Durante un’escursione effettuata in località “il ponte” preso Castello di Zeri, in provincia di Massa Carrara, notavo una maestà (1) che sembrava essere costituita, nella parte superiore, da un frammento di statua-stele.
Tale maestà è formata da due elementi in pietra arenaria sovrapposti. La parte inferiore consta di una lastra sub-rettangolare recante anteriormente l’effige in marmo di una Madonna con Bambino e coll’epigrafe: S.R. POSE S. MARIA DI MONTENERO NEL 1890.
La pietra è stata espressamente adattata ad accogliere la scultura che è protetta da un breve incavo risaltata inferiormente da una semplice cornice. La parte superiore appare tagliata secondo una linea orizzontale.
Il blocco, nel suo insieme, non sembra presentare elementi che possano caratterizzarlo come stele anche se ne presenta le dimensioni e le proporzioni.
Ma ciò che colpì maggiormente la mia attenzione fu la parte superiore della maestà, cioè l’elemento che ne costituisce il fastigio: esso ha una forma estremamente interessante e potrebbe presumibilmente costituire un frammento di stele riutilizzato per la costruzione di tale monumento. Le sue dimensioni sono: altezza massima cm. 34 – larghezza massima cm. 54 – spessore massimo cm. 21,5 (spalla sinistra) e cm. 22 ( spalla destra).
Il pezzo sembra rappresentare la parte superiore di un tronco di una statua-stele, col collo piuttosto tozzo, il quale, superiormente, dal lato sinistro, reca la traccia dell’espansione laterale della testa, oggi mancante. Evidentemente quest’ultima doveva avere la tipica foggia a cappello di carabiniere; la parte apicale , molto irregolare, mostra di essere stata rotta e di aver subito la prolungata azione degli agenti atmosferici. I contorni del collo degradano dolcemente verso le spalle squadrate con simmetria geometrica.

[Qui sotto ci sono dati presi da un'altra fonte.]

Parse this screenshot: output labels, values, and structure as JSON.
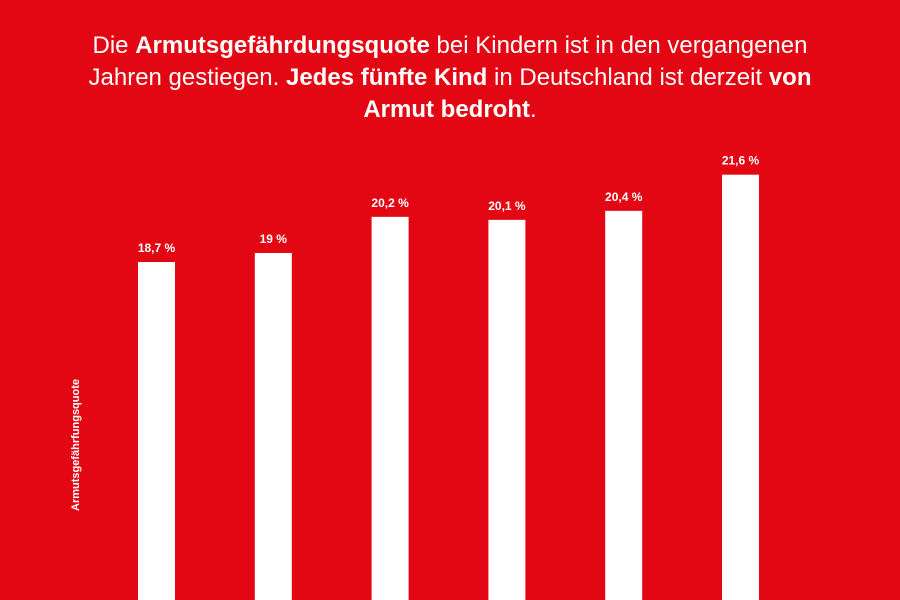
{
  "headline": {
    "segments": [
      {
        "text": "Die ",
        "bold": false
      },
      {
        "text": "Armutsgefährdungsquote",
        "bold": true
      },
      {
        "text": " bei Kindern ist in den vergangenen Jahren gestiegen. ",
        "bold": false
      },
      {
        "text": "Jedes fünfte Kind",
        "bold": true
      },
      {
        "text": " in Deutschland ist derzeit ",
        "bold": false
      },
      {
        "text": "von Armut bedroht",
        "bold": true
      },
      {
        "text": ".",
        "bold": false
      }
    ]
  },
  "colors": {
    "background": "#e30613",
    "bars": "#ffffff",
    "text": "#ffffff"
  },
  "chart_data": {
    "type": "bar",
    "title": "",
    "xlabel": "",
    "ylabel": "Armutsgefährfungsquote",
    "values": [
      18.7,
      19,
      20.2,
      20.1,
      20.4,
      21.6
    ],
    "data_labels": [
      "18,7 %",
      "19 %",
      "20,2 %",
      "20,1 %",
      "20,4 %",
      "21,6 %"
    ],
    "unit": "%",
    "grid": false,
    "legend": "none"
  }
}
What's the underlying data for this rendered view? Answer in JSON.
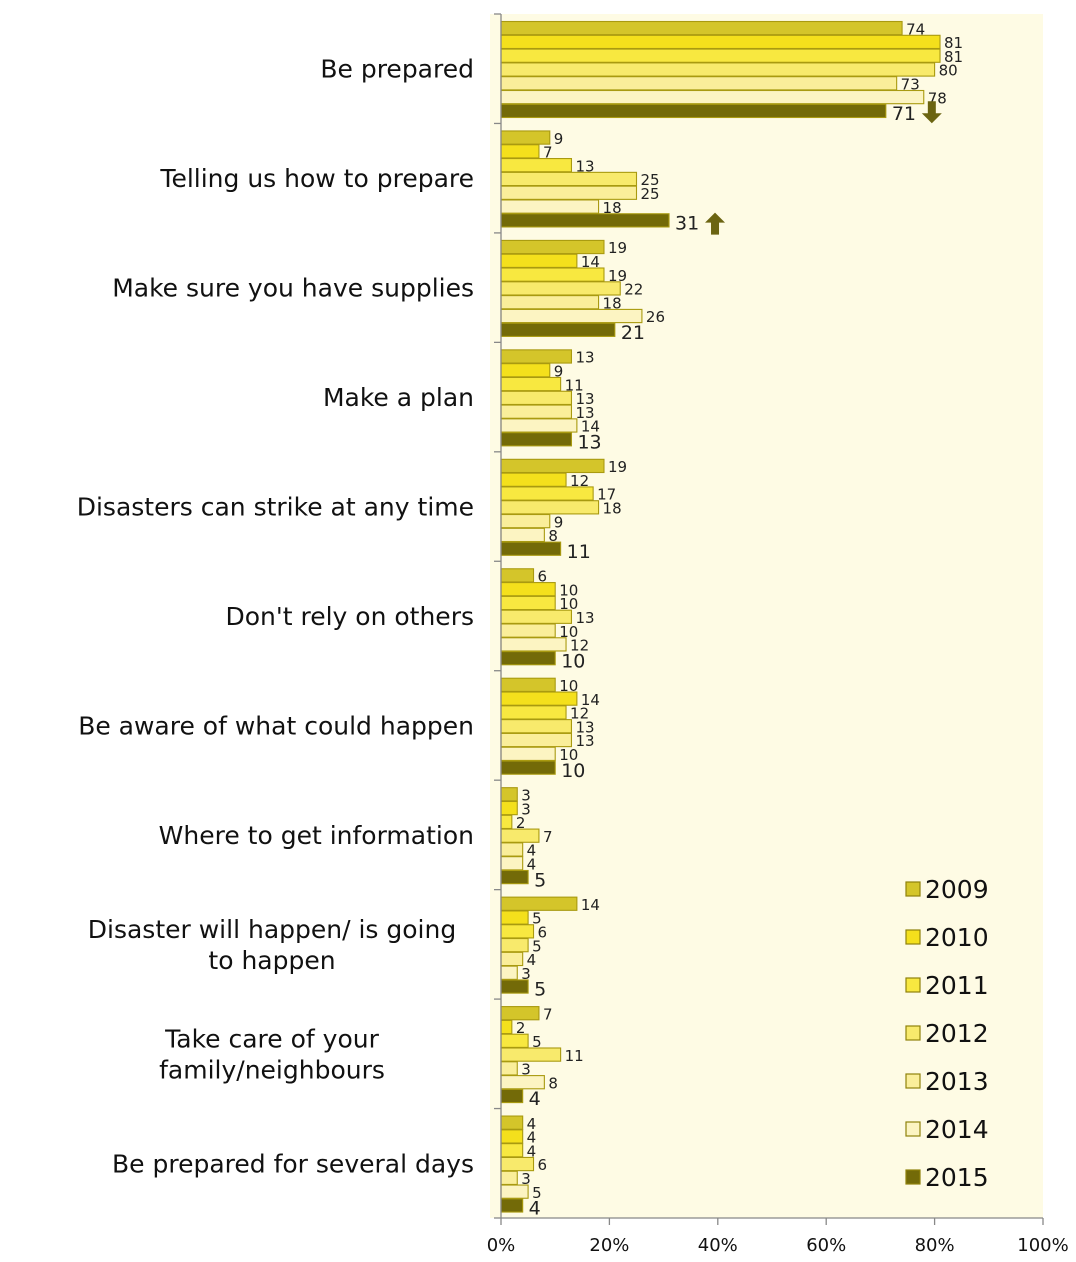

All’estremità inferiore il frammento appare spezzato secondo una linea orizzontale. Nello spessore della parte sottostante è stato ricavato un incavo avente la funzione di unire ad incastro i due elementi della maestà. In sezione la pietra presenta una forte rastremazione verso la parte alta.
Né sul davanti, né sul di dietro è visibile alcun segno che possa far pensare alla linea clavicolare o altro elemento tipico di una statua-stele.
Del resto il pezzo è in cattivo stato di conservazione a causa della prolungata esposizione agli agenti atmosferici e del particolare tipo di pietra che è un’arenaria molto friabile. Inoltre i licheni che ricoprono gran parte del monumento impediscono di poter notare particolari che potrebbero meglio caratterizzarlo. Rimane dunque un pezzo che non presenta elementi determinanti ai fini di una sicura attribuzione. Alla sagoma singolarmente identica alla parte superiore di una statua-stele e anche alla sua eventuale riutilizzazione (2) fa riscontro l’eccessiva rastremazione verso la parte superiore e, soprattutto, la mancanza di un qualsiasi “segno” che siamo soliti leggere sulla ricca serie delle statue-stele lunigianesi. Può darsi che alcuno di questi elementi sia stato obliterato dal tempo o sia stato intenzionalmente tolto per meglio adattare la pietra alla nuova funzione, ma, attualmente, non potremmo obiettivamente dire che quella pietra sia stata effettivamente parte di una statua-stele.
Anche se nel territorio di Zeri non sono mai usciti alla luce monumenti del genere, l’ambiente è certamente uno dei più tipici per essere stato insediato dalla più antica protostoria.
A questo proposito ricordiamo innanzitutto la scoperta fatta più di un mezzo secolo fa a breve distanza dalla nostra maestà e precisamente nei pressi di Rossano, sempre in comune di Zeri, di una sepoltura a cassetta di cui resta un unico cinerario attribuibile al VII o al VI secolo a.C. (3).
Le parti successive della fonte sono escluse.